Today (and yesterday) for lunch we sat in the back of Luis' gallery and ate hot tortillas and processed packaged ham and lukewarm coffee. Not much of a meal, but I have grown to look forward to even that, as long as the tortillas are hot. I have run the whole spectrum of getting sick of things to having things grow on me. There is no telling which way it will go next, or when it will level out. I wonder how much of my appetite has to do with the novelty of the food and how much to my natural disposition to it.


On its erratic and uncontrollable track, my attitude towards food here develops just as much as (and probably affects) my attitude towards the people and towards this place in general.


Funny: as I am writing this Catarina knocks on my door with a hearty “buenas noches” and brings me something she bought below: a tortilla with black beans cooked inside, called ta' un. She made these a few nights ago herself; I picked one up and was fascinated. They're really tasty. I have asked if I could learn how to do this. She says it is difficult but she will teach me.


I've been making tortillas with Catarina before dinner. I'm getting better. I found out that when we eat them she can actually tell which side was made by her right hand and which by her left. Her making them really is something to watch, given that she's done this one to three times a day since she was ten years old. I've asked her and no, they don't have contests for tortilla-making. I think that if this were the U.S. or Japan there would be a contest somewhere.


Right now I'm sitting on my bed writing this. It's 6 pm and there's low and steady thunder coming from across the lake, where mounting storm clouds are hiding the volcanoes' peaks. My door is wide open, and the dense breeze brings with it the smell of the sweet firewood they burn here and a constant noise of kids running around. Fish for dinner tonight, and then we're going to the campo to play basketball with a ball that needs air.


One more thing. Luis Miguel turns 8 next week. All this time I thought he was 8 and Wilson was 10, but it's actually 7 and 11. That better explains the maturity difference. Today, for example, Wilson missed school to take a pickup into Panajachel where he sells hand-made embroidered postcards to tourists. He ate lunch there and with some of the money he made bought himself and Luis Miguel each a toy car. Luis Miguel is a long way from this. He cries easily when he and Wilson fight or play a little rough, although I guess that's about “normal” for a 7-year-old. I continue to treat Wilson as an equal though. I ask his advice about who in town to stay away from, and I even like his sense of humor most of the time.

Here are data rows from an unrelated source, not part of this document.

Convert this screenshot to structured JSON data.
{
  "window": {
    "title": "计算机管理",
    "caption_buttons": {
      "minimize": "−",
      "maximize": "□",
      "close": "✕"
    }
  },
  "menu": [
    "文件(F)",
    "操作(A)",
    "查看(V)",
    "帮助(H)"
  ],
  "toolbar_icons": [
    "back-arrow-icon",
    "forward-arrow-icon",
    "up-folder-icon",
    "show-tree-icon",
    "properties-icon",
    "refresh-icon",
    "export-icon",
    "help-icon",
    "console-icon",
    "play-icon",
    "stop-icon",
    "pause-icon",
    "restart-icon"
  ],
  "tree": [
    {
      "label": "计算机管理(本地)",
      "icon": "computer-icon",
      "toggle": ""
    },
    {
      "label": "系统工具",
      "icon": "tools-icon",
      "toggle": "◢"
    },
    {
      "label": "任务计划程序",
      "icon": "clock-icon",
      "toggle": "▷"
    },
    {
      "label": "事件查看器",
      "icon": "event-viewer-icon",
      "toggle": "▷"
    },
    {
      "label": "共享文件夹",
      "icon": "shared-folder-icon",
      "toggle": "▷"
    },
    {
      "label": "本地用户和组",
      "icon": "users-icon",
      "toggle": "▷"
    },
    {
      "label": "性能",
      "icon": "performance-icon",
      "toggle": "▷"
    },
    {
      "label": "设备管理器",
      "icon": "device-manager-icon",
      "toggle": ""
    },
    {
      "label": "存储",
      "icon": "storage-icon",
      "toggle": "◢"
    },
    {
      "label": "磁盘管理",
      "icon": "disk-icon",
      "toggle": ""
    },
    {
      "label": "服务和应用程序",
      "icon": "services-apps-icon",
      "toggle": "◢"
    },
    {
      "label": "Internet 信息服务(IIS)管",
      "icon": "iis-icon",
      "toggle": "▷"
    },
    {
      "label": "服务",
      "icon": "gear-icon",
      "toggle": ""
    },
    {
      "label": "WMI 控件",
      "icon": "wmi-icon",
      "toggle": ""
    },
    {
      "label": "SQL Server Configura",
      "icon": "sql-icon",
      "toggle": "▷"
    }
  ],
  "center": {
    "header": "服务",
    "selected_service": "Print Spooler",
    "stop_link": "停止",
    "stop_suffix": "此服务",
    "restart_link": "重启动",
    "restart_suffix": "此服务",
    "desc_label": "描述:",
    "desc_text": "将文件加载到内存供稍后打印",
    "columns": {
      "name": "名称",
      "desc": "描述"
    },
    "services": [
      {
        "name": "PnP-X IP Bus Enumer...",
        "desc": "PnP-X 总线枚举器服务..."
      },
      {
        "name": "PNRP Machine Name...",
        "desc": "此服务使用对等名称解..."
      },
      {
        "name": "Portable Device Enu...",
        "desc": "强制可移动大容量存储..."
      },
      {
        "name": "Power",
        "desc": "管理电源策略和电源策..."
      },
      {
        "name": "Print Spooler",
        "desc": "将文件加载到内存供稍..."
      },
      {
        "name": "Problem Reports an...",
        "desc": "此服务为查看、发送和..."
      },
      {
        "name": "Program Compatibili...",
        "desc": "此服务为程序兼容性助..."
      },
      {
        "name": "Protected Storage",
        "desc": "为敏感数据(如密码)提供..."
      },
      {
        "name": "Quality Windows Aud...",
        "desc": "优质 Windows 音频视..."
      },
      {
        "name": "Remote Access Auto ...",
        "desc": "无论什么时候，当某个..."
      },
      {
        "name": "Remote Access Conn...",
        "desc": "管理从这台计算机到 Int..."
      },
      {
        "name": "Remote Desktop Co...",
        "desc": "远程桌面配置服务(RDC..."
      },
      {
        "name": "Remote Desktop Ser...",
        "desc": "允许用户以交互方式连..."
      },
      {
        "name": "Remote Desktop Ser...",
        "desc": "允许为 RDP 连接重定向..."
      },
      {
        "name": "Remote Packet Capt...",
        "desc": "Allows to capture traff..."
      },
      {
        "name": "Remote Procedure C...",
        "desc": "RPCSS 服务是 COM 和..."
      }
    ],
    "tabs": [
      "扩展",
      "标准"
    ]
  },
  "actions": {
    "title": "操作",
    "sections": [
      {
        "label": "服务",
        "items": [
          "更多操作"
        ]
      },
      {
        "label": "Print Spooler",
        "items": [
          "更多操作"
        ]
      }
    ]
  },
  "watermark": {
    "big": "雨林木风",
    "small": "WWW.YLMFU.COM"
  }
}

All of these are in Santa Catarina




Lightning over the lake


2 comments:

Margaret Jordan said...

First let me say that "Dusk in Santa Catarina" is gorgeous!
In addition to this post I have just read June 9 and downloaded and read the long one. Priceless writings. I'm wondering if your fellow students have similar feelings. i assume that they are as separated as you except when y'all meet for class.
This experience may be one of the most valuable you will ever have. Remember "All things work together for good for those who love the Lord and are called according to his purpose."
Really looking forward to being with you at Callaway. I imagine you are also looking forward to that gathering.
Love, BaaBee

Daniel said...

Yes, most other students are as isolated as I am, although the families have children with varying ages and varying social personalities. There are varying degrees of loneliness, frustration, disorientation, all commonly referred to as ``culture shock.``

Look forward to seeing you at Callaway.